During a pandemic like the one the world is currently experiencing, countless people are stuck at home with minimal exercise equipment. That doesn’t mean you can’t have great workouts and improve your physique. Here are some effective strategies for increasing your workout intensity without adding more external resistance.
1. Do Negative-Focused Work
The negative, or eccentric, portion of an exercise is the part where the muscle stretches under control. Slowing down the negative stroke leads to increased muscle fiber damage and soreness in the window after a workout. Additionally, you are always stronger on the eccentric part than the concentric, or positive, part of an exercise, so slowing down the eccentric movement enables you to build more strength and control without letting gravity pull you down. Emphasizing the negative builds time under tension, which is important for muscle growth.
In performing an exercise, make the eccentric portion last for 3-5 seconds; for instance, on push-ups, take 5 seconds to lower your torso to the bottom of the movement, and then come up.
2. Take Shorter Rests Between Sets
Simply reduce your regular rest intervals. Instead of resting for 90 seconds, drop it to a minute.
Another option is to perform two exercises one after another with no rest between them and then rest before the next double set, instead of doing straight sets of each with a rest after each set. For instance, you might do a set of push-ups followed immediately by a set of inverted rows.

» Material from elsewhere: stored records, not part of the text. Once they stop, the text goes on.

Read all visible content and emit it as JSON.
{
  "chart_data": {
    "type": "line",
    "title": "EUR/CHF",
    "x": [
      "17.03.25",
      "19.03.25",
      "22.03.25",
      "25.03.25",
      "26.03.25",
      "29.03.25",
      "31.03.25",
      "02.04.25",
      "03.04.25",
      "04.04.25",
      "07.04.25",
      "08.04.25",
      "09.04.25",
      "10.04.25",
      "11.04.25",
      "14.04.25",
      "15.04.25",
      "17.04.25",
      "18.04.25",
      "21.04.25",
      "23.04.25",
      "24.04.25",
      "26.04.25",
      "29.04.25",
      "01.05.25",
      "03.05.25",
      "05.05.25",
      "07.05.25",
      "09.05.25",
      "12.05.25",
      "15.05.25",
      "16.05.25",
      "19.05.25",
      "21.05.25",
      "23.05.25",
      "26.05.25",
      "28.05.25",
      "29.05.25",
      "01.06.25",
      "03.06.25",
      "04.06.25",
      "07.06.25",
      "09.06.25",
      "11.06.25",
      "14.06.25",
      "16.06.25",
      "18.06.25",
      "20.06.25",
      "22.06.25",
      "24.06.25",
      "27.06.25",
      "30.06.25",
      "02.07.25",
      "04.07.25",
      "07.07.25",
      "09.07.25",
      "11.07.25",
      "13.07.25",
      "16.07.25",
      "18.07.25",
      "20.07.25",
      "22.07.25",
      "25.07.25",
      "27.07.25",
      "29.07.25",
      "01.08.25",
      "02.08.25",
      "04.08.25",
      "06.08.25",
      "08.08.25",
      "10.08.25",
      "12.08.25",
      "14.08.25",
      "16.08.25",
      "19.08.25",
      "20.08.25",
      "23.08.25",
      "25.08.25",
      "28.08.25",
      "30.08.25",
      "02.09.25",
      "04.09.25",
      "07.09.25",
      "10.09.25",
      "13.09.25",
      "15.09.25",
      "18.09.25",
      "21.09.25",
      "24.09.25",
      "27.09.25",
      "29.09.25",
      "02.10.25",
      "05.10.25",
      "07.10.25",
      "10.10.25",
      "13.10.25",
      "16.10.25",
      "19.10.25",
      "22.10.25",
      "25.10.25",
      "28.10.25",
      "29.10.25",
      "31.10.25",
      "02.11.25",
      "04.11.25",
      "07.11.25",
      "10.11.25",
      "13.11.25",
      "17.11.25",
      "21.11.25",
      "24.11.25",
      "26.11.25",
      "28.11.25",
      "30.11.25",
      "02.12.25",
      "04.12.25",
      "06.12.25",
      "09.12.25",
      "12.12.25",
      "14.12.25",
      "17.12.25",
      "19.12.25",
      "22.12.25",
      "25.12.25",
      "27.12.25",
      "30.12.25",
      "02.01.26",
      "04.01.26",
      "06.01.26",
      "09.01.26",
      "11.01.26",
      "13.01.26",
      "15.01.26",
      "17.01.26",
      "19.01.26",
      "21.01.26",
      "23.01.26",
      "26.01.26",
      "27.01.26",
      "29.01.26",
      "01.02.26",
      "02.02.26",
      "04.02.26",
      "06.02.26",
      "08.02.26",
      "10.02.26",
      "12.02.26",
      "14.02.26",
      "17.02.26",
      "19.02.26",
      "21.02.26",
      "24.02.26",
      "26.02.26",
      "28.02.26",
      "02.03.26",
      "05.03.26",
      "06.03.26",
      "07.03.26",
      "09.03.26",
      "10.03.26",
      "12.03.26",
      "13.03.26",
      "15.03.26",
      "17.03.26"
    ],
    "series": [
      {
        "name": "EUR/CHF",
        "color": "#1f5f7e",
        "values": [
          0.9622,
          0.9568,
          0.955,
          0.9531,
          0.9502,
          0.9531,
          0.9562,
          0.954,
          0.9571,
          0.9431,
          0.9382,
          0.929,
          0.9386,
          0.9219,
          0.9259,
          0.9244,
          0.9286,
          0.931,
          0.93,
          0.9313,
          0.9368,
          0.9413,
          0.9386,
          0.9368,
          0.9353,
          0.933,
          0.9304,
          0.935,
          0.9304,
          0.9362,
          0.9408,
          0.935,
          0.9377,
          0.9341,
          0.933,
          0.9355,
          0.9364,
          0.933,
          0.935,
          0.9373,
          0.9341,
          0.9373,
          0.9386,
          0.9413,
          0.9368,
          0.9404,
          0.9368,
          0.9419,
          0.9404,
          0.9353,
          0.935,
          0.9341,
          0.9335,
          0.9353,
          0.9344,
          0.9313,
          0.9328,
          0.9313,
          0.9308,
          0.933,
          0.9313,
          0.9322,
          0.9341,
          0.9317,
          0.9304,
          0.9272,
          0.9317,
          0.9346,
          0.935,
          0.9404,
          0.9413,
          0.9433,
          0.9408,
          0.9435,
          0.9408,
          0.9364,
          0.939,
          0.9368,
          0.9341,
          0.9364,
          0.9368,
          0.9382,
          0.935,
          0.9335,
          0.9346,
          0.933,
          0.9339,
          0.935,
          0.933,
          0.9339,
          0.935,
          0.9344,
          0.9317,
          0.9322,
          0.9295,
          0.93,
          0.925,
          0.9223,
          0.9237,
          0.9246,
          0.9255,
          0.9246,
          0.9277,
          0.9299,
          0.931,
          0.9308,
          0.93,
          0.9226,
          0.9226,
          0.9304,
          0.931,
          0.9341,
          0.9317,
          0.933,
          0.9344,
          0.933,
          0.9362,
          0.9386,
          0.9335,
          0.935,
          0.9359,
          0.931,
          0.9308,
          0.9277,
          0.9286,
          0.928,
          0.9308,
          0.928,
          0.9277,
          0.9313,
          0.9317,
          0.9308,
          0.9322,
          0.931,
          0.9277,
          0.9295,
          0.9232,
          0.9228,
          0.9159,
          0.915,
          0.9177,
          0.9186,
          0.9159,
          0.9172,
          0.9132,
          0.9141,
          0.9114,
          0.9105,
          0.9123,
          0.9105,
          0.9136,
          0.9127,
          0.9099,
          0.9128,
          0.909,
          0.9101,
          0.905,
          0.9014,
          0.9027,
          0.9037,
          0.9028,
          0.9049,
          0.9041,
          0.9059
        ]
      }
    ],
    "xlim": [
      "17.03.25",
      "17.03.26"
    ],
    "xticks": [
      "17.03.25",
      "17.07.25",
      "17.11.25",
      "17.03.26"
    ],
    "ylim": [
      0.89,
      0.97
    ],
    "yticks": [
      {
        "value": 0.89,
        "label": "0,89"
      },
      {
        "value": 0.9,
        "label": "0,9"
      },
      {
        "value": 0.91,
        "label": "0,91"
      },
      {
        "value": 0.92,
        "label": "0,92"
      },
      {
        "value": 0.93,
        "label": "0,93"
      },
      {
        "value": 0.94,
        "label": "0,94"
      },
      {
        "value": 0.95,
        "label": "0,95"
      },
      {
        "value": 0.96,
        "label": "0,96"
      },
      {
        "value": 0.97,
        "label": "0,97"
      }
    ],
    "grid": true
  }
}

3. Increase Your Range Of Motion
When you increase your range of motion beyond what you can control, you stimulate more muscle fibers. For example, instead of glute bridges, try doing hip thrusts; instead of split squats, do front-foot-elevated split squats.
4. Increase Your Reps
Doing more repetitions with the same amount of weight is a prime example of progressive overload. So, if you’re used to working in the 6-10-rep range, up your reps to 10-15 while sticking with the same weight. Adapting to the new rep range should lead to new muscle growth.
5. Use High-Intensity Techniques
Bodybuilding staples such as pre-exhaust, forced reps, dropsets, and rest-pauses got their reputations for a reason. They are proven techniques that will increase blood flow into the muscle and enable you to do more work in a given time.